Cosmos and History, Vol 7 No 1

October 14, 2011

I didn’t realize it was available and am not sure how long it has been up.

By clicking HERE you can find all the open-access goodies of the latest issue of Cosmos and History, based largely on the outstanding conference in Dundee in March 2010.

Don’t miss the very clear Editors Introduction by Michael O’Neill Burns and Brian Smith. That’s the right place to start.

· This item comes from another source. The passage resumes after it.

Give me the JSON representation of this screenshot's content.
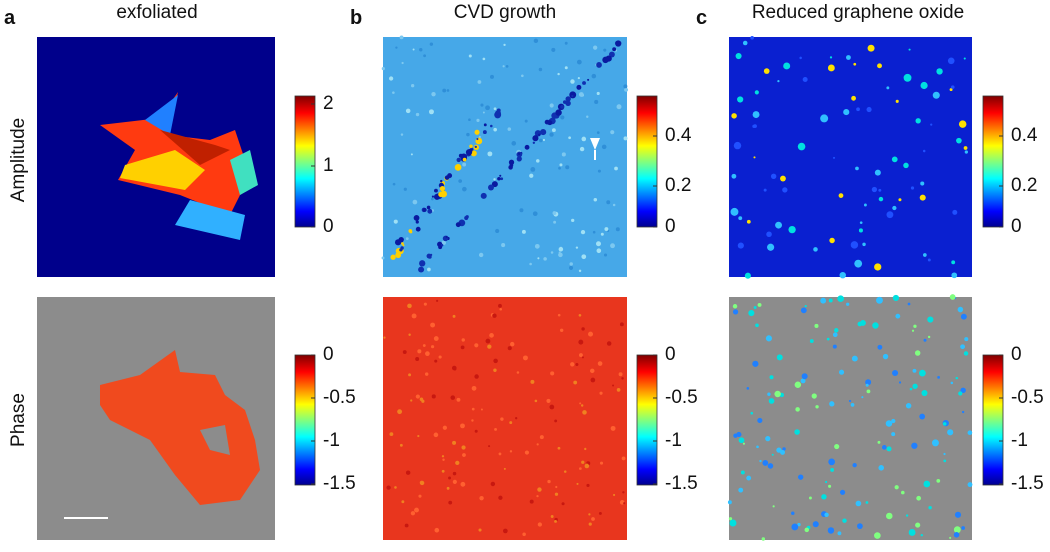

The issue includes my article on Metzinger, but that’s not the lecture I gave in Dundee. In Dundee I spoke about Ladyman & Ross, but since I had already sent that piece off to a journal (Environment and Planning D: Society and Space) before realizing that there would be a special Dundee conference journal issue, I wrote a substitute paper for them about Metzinger.

Abstract of my article:

“Abstract: This article provides a critical treatment of the ontology underlying Thomas Metzinger’s Being No One. Metzinger asserts that interdisciplinary empirical work must replace ‘armchair’ a priori intuitions into the nature of reality; nonetheless, his own position is riddled with unquestioned a priori assumptions. His central claim that ‘no one has or has ever had a self’ is meant to have an ominous and futuristic ring, but merely repeats a familiar philosophical approach to individuals, which are undermined by reducing them downward to their material underpinnings, and ‘overmined’ by reducing them upward to their functional effects. Ultimately, Metzinger blends a rigid form of traditional materialism with an ontology of processes and events that is too reminiscent of late 1990’s continental philosophy. In both directions, the novelty and fertility of Metzinger’s position can be called into question.”